After reading this article Learning Programming Concepts by Jumping in at the Deep End I can't seem to understand how exactly fold() is working in this context. Mainly how fold() knows to grab the word variable from split().

Here's the example:

use std::collections::HashMap;

fn count_words(text: &str) -> HashMap<&str, usize> {
    text.split(' ').fold(
        HashMap::new(),
        |mut map, word| { *map.entry(word).or_insert(0) += 1; map }
    )
}

Playground

Rust docs say:

fold() takes two arguments: an initial value, and a closure with two arguments: an ‘accumulator’, and an element. The closure returns the value that the accumulator should have for the next iteration.

Iterator - fold

So I get the mut map is the accumulator and I get that split() returns an iterator and therefore fold() is iterating over those values but how does fold know to grab that value? It's being implicitly passed but I cant seem to wrap my head around this. How is that being mapped to the word variable...

Not sure if I have the right mental model for this...

Thanks!

Solution 1:

but how does fold know to grab that value?

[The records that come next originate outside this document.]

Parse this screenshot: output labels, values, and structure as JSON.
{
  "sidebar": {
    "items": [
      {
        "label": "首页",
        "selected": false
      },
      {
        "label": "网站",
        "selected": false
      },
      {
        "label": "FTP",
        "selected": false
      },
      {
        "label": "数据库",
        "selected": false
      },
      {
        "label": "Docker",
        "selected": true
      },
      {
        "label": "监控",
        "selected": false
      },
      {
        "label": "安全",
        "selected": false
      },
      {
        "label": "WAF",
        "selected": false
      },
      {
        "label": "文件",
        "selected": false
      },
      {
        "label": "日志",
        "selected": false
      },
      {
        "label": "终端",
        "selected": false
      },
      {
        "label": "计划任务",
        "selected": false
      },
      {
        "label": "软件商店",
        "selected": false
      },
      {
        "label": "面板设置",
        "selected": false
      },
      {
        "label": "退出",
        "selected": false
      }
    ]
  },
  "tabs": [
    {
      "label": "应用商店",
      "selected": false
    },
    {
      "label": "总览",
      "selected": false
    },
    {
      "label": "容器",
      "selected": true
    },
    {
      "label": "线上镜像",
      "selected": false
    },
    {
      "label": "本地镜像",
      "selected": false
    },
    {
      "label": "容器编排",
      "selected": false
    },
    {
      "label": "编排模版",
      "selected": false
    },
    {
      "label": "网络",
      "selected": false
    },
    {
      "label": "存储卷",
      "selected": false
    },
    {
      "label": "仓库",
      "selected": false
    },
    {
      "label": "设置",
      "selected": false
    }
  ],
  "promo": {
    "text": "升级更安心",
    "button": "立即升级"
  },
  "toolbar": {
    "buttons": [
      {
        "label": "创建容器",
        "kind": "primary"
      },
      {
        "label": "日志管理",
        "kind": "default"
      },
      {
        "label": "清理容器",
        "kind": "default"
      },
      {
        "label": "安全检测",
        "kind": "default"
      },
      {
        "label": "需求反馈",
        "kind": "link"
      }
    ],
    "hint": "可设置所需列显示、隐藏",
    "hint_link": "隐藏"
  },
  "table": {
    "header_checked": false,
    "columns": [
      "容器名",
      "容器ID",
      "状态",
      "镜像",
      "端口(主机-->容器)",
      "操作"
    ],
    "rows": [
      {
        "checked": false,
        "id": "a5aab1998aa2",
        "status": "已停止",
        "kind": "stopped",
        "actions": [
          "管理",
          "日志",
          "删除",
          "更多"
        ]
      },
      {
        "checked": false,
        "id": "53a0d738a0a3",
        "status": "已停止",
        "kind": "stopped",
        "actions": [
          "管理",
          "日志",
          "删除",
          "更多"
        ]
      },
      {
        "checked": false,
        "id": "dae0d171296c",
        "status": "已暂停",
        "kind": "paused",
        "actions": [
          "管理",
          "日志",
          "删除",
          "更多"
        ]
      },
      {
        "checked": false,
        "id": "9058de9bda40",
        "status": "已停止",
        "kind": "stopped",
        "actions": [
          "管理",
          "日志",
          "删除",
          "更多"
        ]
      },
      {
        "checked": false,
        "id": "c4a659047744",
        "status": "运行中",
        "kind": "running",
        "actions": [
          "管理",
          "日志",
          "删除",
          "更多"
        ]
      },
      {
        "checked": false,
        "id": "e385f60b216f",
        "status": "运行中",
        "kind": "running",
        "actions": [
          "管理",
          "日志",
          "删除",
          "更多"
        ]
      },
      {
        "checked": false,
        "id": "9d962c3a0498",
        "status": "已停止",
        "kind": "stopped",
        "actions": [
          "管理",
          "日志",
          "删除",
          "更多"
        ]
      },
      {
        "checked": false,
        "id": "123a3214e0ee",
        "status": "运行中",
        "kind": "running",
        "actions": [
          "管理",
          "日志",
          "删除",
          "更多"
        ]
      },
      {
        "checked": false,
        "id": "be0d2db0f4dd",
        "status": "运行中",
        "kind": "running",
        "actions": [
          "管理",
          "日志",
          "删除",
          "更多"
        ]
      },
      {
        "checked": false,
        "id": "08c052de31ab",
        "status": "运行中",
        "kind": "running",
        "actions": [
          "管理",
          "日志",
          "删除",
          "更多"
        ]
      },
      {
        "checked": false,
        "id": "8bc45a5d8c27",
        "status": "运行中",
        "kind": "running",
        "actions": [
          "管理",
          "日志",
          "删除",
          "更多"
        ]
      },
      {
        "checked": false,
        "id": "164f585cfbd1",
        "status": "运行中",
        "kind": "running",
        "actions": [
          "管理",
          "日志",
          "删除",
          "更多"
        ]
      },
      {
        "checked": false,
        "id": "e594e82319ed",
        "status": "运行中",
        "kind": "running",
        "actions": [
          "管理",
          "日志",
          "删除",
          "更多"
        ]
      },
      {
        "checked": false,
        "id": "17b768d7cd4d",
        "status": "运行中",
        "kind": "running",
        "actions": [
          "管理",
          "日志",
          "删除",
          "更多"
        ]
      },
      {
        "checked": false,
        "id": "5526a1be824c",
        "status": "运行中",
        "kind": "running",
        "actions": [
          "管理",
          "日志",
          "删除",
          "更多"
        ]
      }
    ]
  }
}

fold() is a method on the iterator. That means that it has access to self which is the actual iterator, so it can call self.next() to get the next item (in this case the word, since self is of type Split, so its next() does get the next word). You could imagine fold() being implemented with the following pseudocode:

fn fold<B, F>(mut self, init: B, mut f: F) -> B
where
    Self: Sized,
    F: FnMut(B, Self::Item) -> B,
{
    let mut accum = init;
    while let Some(x) = self.next() {
        accum = f(accum, x);
    }
    accum
}

Ok, the above is not pseudocode, it's the actual implementation.